References to having sex.


Audible language includes words like like "hell" and "pissed," while words like "f--k" and "s--t" are fully bleeped.


Some of the kids have iPods and iPhones.

Drinking, drugs, & smoking

A lot of teen cigarette smoking and drinking (beer, wine, hard liquor). References to marijuana use.

Parents Need to Know

Parents need to know although that this series -- which follows unruly teens who temporarily move in with a strict family -- is very clear about the need for boundaries for teens, it sends some confusing messages about parenting, bouncing between extremes (too lax on one end, overly strict on the other). The troubled and/or spoiled teens are shown drinking, smoking, lying, sneaking around, and disrespecting adults. There's also some strong language, though the worst is bleeped. Parents who watch with their kids can discuss some of the reasons behind these behaviors; check out our tips for these conversations.

Parents say

Kids say

What's the story?

WORLD'S STRICTEST PARENTS follows the journey of unruly teenagers who are sent to live with strict host parents for a week so that they can look at life from another perspective and reevaluate their behavior. The teens -- who are used to spending their time drinking, smoking, fighting, and undermining their real parents -- are forced to adapt to a new life full of rules, chores, and punishments. But while the teens' new guardians are strict, they also take the time to get to know the kids and help them understand how their negative behavior is impacting their lives. At the end of the week, the teens and all their parents get together and talk about what they've learned from the experience.

Is it any good?


The series (which is based on a British series of the same name) tries to send some positive messages about curbing inappropriate teen behavior and setting limits. But some of the take-aways are a little confusing. The show fails to hold the teens' biological parents accountable for failing to establish and enforce rules. And there are times when the well-intentioned host parents appear to be playing to the cameras, especially when they talk endlessly about the multiple ways that their "new" kids are breaking the rules and will be punished.
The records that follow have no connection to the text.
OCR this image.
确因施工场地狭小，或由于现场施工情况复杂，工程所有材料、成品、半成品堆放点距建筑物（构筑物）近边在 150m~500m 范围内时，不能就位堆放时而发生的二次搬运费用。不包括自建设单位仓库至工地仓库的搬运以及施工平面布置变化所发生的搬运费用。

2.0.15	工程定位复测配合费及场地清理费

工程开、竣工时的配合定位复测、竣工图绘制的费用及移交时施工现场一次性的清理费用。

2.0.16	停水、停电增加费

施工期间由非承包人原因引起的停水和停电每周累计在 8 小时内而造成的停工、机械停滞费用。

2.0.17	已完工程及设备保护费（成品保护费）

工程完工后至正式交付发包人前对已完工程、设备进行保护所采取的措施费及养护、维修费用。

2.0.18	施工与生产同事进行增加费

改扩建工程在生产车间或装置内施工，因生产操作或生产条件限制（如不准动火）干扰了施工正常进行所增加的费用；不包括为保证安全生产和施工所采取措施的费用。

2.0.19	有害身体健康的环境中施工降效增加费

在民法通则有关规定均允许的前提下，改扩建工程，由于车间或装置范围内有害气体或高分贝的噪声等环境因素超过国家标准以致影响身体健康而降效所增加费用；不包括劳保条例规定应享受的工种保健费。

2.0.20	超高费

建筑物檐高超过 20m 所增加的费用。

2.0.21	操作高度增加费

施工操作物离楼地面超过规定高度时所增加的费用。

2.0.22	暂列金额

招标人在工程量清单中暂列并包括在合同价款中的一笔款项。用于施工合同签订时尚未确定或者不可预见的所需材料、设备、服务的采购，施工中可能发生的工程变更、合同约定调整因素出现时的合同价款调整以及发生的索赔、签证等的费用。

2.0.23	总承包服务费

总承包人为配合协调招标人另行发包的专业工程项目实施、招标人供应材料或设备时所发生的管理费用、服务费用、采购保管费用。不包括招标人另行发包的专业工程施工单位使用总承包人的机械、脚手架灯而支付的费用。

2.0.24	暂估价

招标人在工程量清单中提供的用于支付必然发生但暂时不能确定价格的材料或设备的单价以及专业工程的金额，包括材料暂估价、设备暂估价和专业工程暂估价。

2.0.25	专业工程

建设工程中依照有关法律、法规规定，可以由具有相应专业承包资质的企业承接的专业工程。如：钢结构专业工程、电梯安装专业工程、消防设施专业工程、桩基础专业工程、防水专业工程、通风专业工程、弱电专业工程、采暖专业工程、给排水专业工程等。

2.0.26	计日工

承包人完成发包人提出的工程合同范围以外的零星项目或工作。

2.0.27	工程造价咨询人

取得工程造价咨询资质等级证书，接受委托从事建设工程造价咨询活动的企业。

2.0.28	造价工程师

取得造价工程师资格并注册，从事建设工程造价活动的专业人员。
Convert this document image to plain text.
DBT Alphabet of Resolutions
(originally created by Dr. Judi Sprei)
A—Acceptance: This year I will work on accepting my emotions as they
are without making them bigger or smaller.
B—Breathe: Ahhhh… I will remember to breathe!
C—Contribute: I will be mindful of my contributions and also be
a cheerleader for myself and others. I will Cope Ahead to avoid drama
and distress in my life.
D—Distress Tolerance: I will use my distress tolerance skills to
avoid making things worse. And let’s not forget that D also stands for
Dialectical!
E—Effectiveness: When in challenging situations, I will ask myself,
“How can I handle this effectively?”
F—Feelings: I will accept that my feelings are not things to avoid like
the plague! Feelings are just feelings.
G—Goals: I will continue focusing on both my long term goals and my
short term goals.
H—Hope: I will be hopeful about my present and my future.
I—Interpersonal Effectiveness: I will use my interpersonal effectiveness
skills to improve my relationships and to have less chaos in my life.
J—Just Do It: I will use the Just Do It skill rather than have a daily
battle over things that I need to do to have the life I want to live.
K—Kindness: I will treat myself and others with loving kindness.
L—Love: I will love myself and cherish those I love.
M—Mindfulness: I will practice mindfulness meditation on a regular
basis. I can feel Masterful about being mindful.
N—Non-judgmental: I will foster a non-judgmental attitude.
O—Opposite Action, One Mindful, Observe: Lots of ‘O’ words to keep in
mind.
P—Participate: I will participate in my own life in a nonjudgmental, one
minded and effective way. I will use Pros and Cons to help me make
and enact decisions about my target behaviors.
While it seems like all of the adults involved are trying to do the right thing, it's obvious that for some of the teens, the entire experience is just a temporary bandage covering deeper psychological issues. Still, overall, World's Strictest Parents attempts to address teens' need for clear and consistent boundaries to guide them and to help them see that their negative behaviors can lead to some very serious consequences.

Families can talk about...

  • Families can talk about the behavior of the kids on the show. Are they just "rebelling" against their parents, or are they exhibiting signs of deeper problems?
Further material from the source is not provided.